V) Interprétation des résultats
Les premiers résultats de l’utilisation de la méthode obtenus par l’équipe de Dekker sont présentés ci dessous :
Figure 3, 4 : Tableau des interactions de la chromatine (Dekker et al, 2002), Représentation 3D du chromosome III de S.cerevisiae(Dekker et al, 2002).
Le tableau (Fig.3) présente les distances, en nm, entre les différents segments de chromatine. La proximité des segments est illustrée par des cases de couleurs. L’intensité est d’autant plus élevée que les segments sont proches.
La diagonale descendante (de gauche à droite) montre que la distance des fragments successifs est faible : elle illustre le fait que plus deux segments sont proches en nombre de paires de bases sur le chromosome, plus elles sont proches spatialement. La diagonale ascendante révèle la proximité de fragments non successifs, mais qui sont proches spatialement : cela est interprété par la formation de boucles et repliements de la chromatine. La représentation 3D de la chromatine (Fig.4) permet une visualisation claire de la conformation de la chromatine. Il s’agit ici du chromosome III de la levure du boulanger Saccharomyces cerevisiae, obtenu en moyennant les conformations recueillies sur une population de levures.
VI) Intérêts et limites
L’avantage majeur de la méthode 3C est qu’elle récupère l’information de conformation de la chromatine in vivo, c’est-à-dire que les produits d’analyses obtenus proviennent directement des cellules vivantes.
De plus, elle assure l’obtention de cartes d’organisation spatiale de la chromatine. Elle renseigne ainsi sur les éventuels réarrangements du génome, sans avoir besoin de réaliser un fractionnement cellulaire ou de chromatine.

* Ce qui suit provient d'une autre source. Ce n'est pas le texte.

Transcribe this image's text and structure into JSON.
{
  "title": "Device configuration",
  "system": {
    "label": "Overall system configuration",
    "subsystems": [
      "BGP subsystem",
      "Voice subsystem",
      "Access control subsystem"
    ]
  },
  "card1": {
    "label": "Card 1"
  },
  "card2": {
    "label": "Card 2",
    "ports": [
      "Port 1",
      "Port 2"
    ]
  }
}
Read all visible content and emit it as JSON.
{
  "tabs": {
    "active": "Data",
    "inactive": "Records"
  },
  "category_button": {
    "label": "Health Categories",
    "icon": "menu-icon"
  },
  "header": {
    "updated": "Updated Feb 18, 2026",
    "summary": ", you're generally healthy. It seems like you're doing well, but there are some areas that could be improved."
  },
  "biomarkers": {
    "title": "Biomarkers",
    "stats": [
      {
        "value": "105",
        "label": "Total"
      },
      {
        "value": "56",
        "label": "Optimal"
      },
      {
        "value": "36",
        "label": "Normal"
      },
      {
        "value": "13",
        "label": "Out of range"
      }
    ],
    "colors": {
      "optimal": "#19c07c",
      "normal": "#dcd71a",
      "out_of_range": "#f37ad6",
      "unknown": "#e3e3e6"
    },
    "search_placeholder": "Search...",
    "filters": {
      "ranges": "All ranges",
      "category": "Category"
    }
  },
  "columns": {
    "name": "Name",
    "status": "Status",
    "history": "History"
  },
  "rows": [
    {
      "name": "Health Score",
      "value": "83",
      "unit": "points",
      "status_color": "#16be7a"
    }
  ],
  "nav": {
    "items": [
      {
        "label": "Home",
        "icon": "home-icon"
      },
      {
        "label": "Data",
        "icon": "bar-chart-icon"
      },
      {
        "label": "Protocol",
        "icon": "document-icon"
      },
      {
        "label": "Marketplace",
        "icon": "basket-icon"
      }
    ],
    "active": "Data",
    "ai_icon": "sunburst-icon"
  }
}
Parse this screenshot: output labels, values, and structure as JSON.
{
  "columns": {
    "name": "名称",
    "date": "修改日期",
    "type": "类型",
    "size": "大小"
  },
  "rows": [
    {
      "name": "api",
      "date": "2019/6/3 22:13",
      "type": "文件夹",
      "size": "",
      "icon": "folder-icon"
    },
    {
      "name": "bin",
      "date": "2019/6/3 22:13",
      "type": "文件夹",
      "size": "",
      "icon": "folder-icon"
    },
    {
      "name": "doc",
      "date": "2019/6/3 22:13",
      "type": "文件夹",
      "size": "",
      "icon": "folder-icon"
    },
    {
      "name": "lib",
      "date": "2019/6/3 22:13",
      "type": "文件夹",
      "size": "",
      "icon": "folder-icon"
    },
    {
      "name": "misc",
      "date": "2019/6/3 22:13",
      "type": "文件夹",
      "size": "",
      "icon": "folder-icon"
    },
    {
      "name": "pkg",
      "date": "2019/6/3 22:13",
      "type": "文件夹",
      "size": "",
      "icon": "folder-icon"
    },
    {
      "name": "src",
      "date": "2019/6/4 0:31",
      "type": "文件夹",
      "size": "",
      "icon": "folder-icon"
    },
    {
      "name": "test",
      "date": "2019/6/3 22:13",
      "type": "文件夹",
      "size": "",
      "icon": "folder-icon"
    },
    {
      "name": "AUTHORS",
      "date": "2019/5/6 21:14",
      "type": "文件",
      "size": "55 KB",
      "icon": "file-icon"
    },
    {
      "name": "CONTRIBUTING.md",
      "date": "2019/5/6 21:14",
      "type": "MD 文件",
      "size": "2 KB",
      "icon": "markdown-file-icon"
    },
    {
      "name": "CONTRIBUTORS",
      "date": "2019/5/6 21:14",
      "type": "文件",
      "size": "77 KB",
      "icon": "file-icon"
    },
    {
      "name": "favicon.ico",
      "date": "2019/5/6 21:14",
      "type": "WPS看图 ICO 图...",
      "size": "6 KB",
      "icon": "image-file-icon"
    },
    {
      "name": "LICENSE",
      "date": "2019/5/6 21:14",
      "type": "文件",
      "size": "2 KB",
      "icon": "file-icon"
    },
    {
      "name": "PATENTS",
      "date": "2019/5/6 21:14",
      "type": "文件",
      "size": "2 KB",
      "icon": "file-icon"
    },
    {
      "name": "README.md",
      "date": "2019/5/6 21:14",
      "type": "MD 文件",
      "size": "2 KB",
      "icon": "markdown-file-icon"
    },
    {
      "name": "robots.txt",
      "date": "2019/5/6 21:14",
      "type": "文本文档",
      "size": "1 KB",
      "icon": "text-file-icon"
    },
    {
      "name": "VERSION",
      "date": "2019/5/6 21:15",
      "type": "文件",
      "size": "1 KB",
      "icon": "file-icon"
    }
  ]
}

La préparation de l’expérience requiert néanmoins un travail laborieux et chronophage. Il s’agit de la partie critique de la procédure, puisque la résolution et la sensibilité de la technique dépendent en grande partie de sa conception expérimentale.
De nouvelles techniques basées sur la 3C ont émergé, chacune ayant des particularités et des applications différentes : La Capture de Conformation Chromosomique Circulaire (4C) est la suite de la méthode 3C. Elle permet de déterminer la nature des séquences en interaction avec une région chromosomique précise, sans présumer de leur identité alors que la méthode 3C consistait à vérifier des interactions prédites ou connues.
Enfin, la Capture de la Conformation Chromosomique en Copie de Carbone (5C), permet quant à elle, d’étudier le génome entier (Umlauf, 2015). Par ailleurs, il existe des variantes de la méthode 3C qui sont les méthodes 3C Hi-C et 3C ChiA-PET.